The fish don't seem to care much but it worries me just a bit. Yesterday I removed EVERYTHING from my 10 gallon divided tank and spent several hours setting up a soil and sand naturally planted tank. I was warned that rinsing my sand in hot water would heat my tank and I didn't use hot water but rather warm water. However once I had everything set up it was 88° in there O.O I thought my thermometer was malfunctioning because the water doesn't feel that warm, it feels the way it normally does when it's the desired 78° I acclimated my fish for almost 45 minutes before adding them and they were a little sluggish but they are fine now.
I haven't had my heater plugged in for a bit and today well over 24 hours later it's still 82° when will it cool off in there?

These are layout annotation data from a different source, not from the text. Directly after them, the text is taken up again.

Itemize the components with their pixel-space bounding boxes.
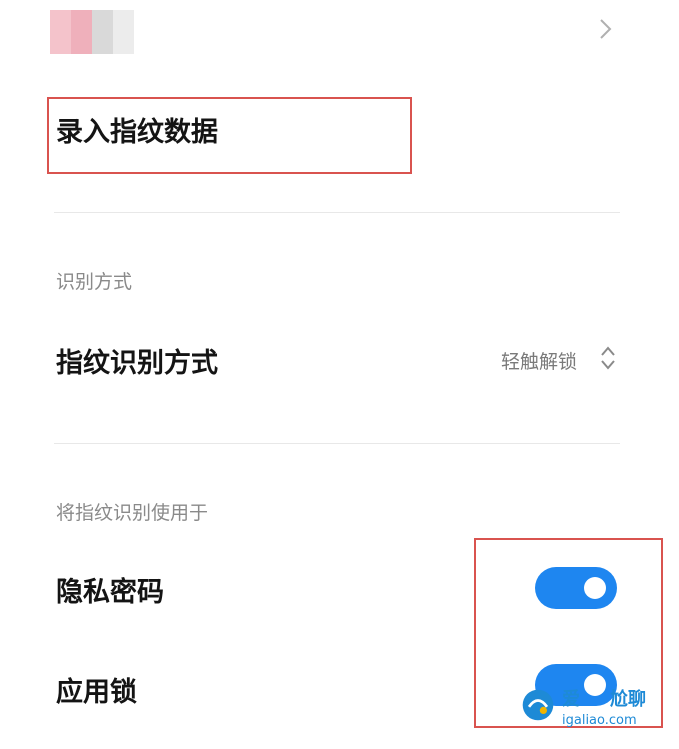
highlight-box-enroll	[47, 97, 412, 174]
fingerprint-method-row[interactable]: 指纹识别方式 轻触解锁	[0, 330, 679, 390]
section-title-recognition: 识别方式	[56, 271, 133, 293]
watermark-name: 尬聊	[610, 689, 646, 710]
watermark-logo-icon	[522, 689, 554, 721]
blur-pixel	[113, 10, 134, 54]
watermark: 爱 尬聊 igaliao.com	[520, 683, 670, 743]
chevron-right-icon[interactable]	[595, 14, 617, 44]
fingerprint-method-label: 指纹识别方式	[56, 348, 218, 379]
blur-pixel	[92, 10, 113, 54]
blurred-list-item[interactable]	[50, 10, 134, 54]
blur-pixel	[50, 10, 71, 54]
app-lock-label: 应用锁	[56, 677, 137, 708]
watermark-url: igaliao.com	[562, 713, 637, 728]
fingerprint-method-value: 轻触解锁	[501, 351, 578, 373]
privacy-password-label: 隐私密码	[56, 577, 164, 608]
divider	[54, 443, 620, 444]
section-title-usage: 将指纹识别使用于	[56, 502, 209, 524]
up-down-chevron-icon	[601, 346, 615, 370]
divider	[54, 212, 620, 213]
watermark-logo-text: 爱	[562, 689, 580, 710]
blur-pixel	[71, 10, 92, 54]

My fish don't seem stressed and are acting normally, maybe slightly more active than normal and both are building nests but I notice they also rest at the bottom in the shadier areas a lot :/ is it too hot in there or are they just curious about the new substrate I wonder?


----------



## bettacrazygirl86 (Jan 21, 2013)

I'm wondering the same thing. Is it possible for a thermometer to malfunction? Every thermometer I've put on my far side of my tank has been reading 84-88 degrees while the side that has the heater reads 82, which is what it's set to. I've been wondering why, because there isn't anything that could possibly make that half warmer, and there also isn't anything keeping the water from circulating through the tank. Both sides of the tank feel like they're the same temperature, so I have no idea why the thermometers I put on that side are reading way higher than they should.


----------



## CrazyDiamond (Feb 20, 2013)

The thermometer has never caused me grief before, I wonder if removing it from the tank caused some sort of damage, I really don't know :/ lol


----------